Osgood’s two spells with the Blues brought nearly 300 appearances, over 100 goals and culminated in a statue of the striker outside Stamford Bridge being revealed in 2010, following his death four years earlier.
He also remains the last player to score in each round of the FA Cup in a single season, including a diving header in a brutal replay of the 1970 final with Leeds.
Making his debut at the age of 17, Hollins’ first spell lasted until he was 29-years-old, during which time he barely missed a game. Between 1964 and 1975, he played in 400 of Chelsea’s 420 league games and made a club-record 167 consecutive appearances.
After spreading spells with QPR and Arsenal across eight years, Hollins returned for one last hurrah with the Blues before retiring at the end of the 1983-84 campaign. A year later, he was managing the team.
Before spending four years managing Malaysia’s national team, Harris enjoyed a 16-year playing career, including two spells with Chelsea. Both were underwhelming, however, with an FA Cup final defeat to Spurs in 1967 the pinnacle.
He proved impressive as a coach, however, becoming the right-hand man to Terry Venables at both Crystal Palace and Barcelona.
Graeme Le Saux
Le Saux’s first stint lasted from 1987 until 1993 and he did his best to burn any bridges with the club in his final game, reacting furiously to being substituted, throwing his shirt into the crowd on his way from the pitch in disgust.
But, after lifting the Premier League with Blackburn and fighting with David Batty, he returned in 1997 for £5million; a record transfer fee for a defender at the time.

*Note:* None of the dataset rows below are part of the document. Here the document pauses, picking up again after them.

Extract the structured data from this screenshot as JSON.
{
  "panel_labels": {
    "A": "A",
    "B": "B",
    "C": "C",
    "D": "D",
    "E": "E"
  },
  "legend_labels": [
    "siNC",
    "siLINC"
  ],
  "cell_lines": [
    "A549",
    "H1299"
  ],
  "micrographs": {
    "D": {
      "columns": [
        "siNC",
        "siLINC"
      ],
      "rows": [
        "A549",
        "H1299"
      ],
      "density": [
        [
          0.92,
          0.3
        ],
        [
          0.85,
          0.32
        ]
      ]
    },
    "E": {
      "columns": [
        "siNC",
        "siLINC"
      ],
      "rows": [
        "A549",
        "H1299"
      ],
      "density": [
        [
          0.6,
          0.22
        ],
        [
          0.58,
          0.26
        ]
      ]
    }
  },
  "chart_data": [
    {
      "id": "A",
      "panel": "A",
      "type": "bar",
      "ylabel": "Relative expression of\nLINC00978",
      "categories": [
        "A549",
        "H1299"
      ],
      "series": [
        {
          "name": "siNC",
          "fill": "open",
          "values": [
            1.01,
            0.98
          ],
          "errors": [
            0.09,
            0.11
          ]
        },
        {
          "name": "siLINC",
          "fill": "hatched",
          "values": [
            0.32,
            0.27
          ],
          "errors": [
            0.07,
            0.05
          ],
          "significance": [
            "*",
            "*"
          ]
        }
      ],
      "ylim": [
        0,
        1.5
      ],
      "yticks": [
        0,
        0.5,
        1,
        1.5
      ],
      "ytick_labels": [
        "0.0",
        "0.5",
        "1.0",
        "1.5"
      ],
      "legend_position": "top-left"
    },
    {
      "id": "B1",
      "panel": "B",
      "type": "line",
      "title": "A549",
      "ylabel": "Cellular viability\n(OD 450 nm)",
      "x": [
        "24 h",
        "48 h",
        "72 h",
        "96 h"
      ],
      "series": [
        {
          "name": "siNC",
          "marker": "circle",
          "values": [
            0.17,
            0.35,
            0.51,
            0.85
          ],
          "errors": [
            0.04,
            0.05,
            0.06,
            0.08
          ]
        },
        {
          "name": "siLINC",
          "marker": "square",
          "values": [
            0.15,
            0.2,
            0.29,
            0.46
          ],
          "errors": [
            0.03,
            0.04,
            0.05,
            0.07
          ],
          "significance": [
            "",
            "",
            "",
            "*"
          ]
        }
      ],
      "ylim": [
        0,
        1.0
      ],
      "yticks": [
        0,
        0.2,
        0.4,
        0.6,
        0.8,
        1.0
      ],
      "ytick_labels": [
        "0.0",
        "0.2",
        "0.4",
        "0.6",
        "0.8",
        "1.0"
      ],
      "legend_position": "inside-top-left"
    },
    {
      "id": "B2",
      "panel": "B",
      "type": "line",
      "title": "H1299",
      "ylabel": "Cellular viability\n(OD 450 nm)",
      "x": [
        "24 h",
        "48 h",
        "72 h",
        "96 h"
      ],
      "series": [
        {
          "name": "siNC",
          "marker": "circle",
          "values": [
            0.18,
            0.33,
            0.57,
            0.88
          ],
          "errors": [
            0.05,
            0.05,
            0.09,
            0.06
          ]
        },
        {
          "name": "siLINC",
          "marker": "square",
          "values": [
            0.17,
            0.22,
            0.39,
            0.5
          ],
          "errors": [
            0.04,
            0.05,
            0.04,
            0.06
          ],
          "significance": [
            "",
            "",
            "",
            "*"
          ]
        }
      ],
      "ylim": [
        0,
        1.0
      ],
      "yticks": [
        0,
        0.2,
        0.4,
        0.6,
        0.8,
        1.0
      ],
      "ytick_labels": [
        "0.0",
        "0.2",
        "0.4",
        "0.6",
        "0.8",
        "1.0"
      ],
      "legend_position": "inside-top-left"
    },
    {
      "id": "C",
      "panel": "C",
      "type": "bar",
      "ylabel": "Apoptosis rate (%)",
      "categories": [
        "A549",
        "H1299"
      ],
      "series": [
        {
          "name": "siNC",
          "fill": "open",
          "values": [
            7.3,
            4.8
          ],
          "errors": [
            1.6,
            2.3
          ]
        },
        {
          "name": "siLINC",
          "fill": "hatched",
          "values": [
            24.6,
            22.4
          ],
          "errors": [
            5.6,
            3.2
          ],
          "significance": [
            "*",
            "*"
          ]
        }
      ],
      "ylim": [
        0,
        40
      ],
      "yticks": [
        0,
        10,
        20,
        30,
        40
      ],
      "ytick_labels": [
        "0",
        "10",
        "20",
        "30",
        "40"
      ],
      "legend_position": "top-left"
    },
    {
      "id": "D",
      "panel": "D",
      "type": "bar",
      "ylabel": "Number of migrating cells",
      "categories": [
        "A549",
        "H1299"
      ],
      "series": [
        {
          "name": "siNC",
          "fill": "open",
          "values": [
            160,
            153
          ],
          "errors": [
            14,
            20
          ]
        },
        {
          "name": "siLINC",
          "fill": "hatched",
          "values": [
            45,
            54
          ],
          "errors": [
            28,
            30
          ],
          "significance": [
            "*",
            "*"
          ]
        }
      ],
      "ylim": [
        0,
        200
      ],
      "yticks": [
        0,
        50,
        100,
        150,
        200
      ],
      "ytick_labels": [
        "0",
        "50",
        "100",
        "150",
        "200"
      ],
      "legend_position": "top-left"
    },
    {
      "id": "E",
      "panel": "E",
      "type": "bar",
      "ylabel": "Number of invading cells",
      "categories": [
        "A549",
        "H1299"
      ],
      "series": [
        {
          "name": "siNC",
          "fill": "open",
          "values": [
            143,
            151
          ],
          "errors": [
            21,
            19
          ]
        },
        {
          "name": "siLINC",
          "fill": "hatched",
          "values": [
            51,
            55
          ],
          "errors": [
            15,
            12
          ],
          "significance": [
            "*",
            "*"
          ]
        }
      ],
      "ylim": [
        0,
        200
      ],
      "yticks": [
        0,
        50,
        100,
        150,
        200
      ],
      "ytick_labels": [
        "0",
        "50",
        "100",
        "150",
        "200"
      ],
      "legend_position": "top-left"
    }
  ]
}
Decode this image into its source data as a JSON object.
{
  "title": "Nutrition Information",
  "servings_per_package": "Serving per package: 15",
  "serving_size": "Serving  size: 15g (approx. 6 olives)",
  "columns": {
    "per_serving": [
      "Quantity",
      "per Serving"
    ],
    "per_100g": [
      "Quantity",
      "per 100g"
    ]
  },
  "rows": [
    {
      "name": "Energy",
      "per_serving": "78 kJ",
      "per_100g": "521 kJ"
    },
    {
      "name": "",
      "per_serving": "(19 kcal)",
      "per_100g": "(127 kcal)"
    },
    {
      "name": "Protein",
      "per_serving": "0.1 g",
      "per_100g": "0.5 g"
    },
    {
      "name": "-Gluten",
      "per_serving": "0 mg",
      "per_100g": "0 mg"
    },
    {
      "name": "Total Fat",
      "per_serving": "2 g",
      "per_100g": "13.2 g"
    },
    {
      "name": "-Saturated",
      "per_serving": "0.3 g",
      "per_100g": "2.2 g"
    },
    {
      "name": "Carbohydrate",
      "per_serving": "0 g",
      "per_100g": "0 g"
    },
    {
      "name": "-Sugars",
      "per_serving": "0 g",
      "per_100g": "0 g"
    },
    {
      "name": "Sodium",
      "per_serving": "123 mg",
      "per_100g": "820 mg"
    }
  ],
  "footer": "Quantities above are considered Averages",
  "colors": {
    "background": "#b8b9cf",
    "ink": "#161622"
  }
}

Le Saux’s second spell was blighted by injuries, but he still proved important in the club winning three pieces of silverware – the League Cup and Cup Winners Cup in 1998 and the FA Cup in 2000.
Drogba’s first spell at Stamford Bridge thrust him into the debate over the best striker in Premier League history, scoring more goals in finals than most top-flight clubs in the process.
After eight years, he departed in 2012 with a Champions League-winning penalty. In 2014, he returned for one more season and added another Premier League to his impressive trophy haul.
Remember Matic’s first spell with Chelsea? No? Welcome to the club. But it happened. After impressing with Serbia at the 2009 Under-21 European Championships, £1.5million was splashed on the midfielder.
After making just three appearances in two seasons, as well as the traditional loan spell with Vitesse Arnhem, he was sold to Benfica as part of the deal that saw David Luiz arrive in west London.
But Jorge Jesus turned Matic into an excellent midfield playmaker, and three years later Chelsea spent another £21million to bring him back to the Bridge, where he redefined the term ‘thunderbastard’ against Spurs in the 2016-17 FA Cup.
Following that aforementioned swap in 2011, Luiz spent three years with the Blues before leaving for Paris with FA Cup, Europa League and Champions League winners medals in his pockets.
In 2016, however, he returned in a £34million deal (£16million less than Chelsea had received from PSG for his services). Luiz helped Antonio Conte’s side to the Premier League in his first season back, securing a spot in the PFA Team of the Season as well.